The Gradient Boosting model was chosen over the two Decision Tree models, although they all
had similar response characteristics. The Wind, Flood and Cold storms were involved in the
models, but Thunderstorm and Winter storms were not. Storms that affect people’s behavior
and keep them indoors in close proximity to others are more likely to contribute to the spread
of infectious diseases. In that light, wind storms can knock out electricity and cause severe
damage, impairing travel and normal school and business functions. Floods and cold storms
can likewise be major disruptions. On the other hand, people are accustomed to
thunderstorms and winter storms and have methods of dealing with them while not greatly
altering their normal lifestyle.
The DRG code as well as the Age Group played significant roles in the chosen model. The
interactions between these variables and the weather data are evident; certain events will
affect some groups and not others. Additionally, some of the DRGs only apply to certain Age
Groups, so the relationship is not surprising. For cold storms, the respiratory illnesses including
bronchitis, pneumonia and respiratory infections were most positively correlated with an
increase in cold storms while viral illnesses and fevers actually had a negative correlation. For
floods, viral illness and fever as well as otitis media and URI had a positive correlation with an
increase storm incidence. These relationships are built into the model, so the model had
predictive capabilities as well as general modeling capabilities if planners want to see what their
admission needs might be given certain scenarios.

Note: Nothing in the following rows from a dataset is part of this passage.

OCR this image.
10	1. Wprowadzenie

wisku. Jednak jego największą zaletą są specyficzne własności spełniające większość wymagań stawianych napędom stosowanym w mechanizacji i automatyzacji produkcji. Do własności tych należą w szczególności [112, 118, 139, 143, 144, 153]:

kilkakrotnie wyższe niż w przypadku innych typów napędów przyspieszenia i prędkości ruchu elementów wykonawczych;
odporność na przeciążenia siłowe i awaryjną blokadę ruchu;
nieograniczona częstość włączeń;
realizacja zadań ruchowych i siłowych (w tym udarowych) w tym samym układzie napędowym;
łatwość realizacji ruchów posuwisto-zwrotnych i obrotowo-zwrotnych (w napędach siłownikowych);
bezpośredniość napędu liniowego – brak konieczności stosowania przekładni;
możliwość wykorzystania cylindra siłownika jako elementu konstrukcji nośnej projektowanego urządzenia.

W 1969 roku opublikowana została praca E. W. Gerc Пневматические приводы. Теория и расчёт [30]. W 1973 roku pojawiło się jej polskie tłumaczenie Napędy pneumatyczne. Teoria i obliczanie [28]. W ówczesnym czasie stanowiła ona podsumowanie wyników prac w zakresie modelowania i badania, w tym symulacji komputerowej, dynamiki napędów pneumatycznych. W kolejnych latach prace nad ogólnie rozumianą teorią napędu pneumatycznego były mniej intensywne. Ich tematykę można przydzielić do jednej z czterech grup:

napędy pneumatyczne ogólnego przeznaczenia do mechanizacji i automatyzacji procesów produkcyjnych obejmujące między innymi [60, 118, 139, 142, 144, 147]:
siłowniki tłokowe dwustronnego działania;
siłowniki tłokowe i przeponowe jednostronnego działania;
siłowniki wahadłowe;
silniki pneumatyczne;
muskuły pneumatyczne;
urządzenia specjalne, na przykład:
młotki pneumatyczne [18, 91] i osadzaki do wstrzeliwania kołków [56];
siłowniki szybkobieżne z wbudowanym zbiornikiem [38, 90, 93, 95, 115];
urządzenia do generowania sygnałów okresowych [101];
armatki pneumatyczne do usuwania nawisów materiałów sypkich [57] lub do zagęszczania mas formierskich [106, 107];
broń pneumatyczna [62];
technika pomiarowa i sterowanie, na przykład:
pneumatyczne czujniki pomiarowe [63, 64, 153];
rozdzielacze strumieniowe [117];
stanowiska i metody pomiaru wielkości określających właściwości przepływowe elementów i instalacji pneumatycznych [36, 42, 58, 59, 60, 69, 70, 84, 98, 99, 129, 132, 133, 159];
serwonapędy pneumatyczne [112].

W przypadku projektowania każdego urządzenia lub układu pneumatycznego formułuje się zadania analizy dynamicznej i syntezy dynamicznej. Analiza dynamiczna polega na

12. Appendix A: SAS Enterprise Miner 6.2 .XML Diagram Instructions
In order to run the attached “Shootout_Team_SATURN.xml” file, open Enterprise Miner and
create a new project. In the Project Start Code, add a libname titled “shootout” with a path to
a directory containing the SAS2011_STORM dataset. Add the following 7 data sources to the
project: CALENDAR_DATA (created from Calendar.xls), DRG_LIST_DATA (created from
DRG_list.xls), SAS2011_ADMITS, SAS2011_POPULATION, SAS2011_POPULATION_2005,
SAS2011_WEATHER, SCORE_DATA. All of the datasets were provided by the SAS Shootout 2011
project. Import the Shootout_Team_SATURN.xml diagram and run all nodes.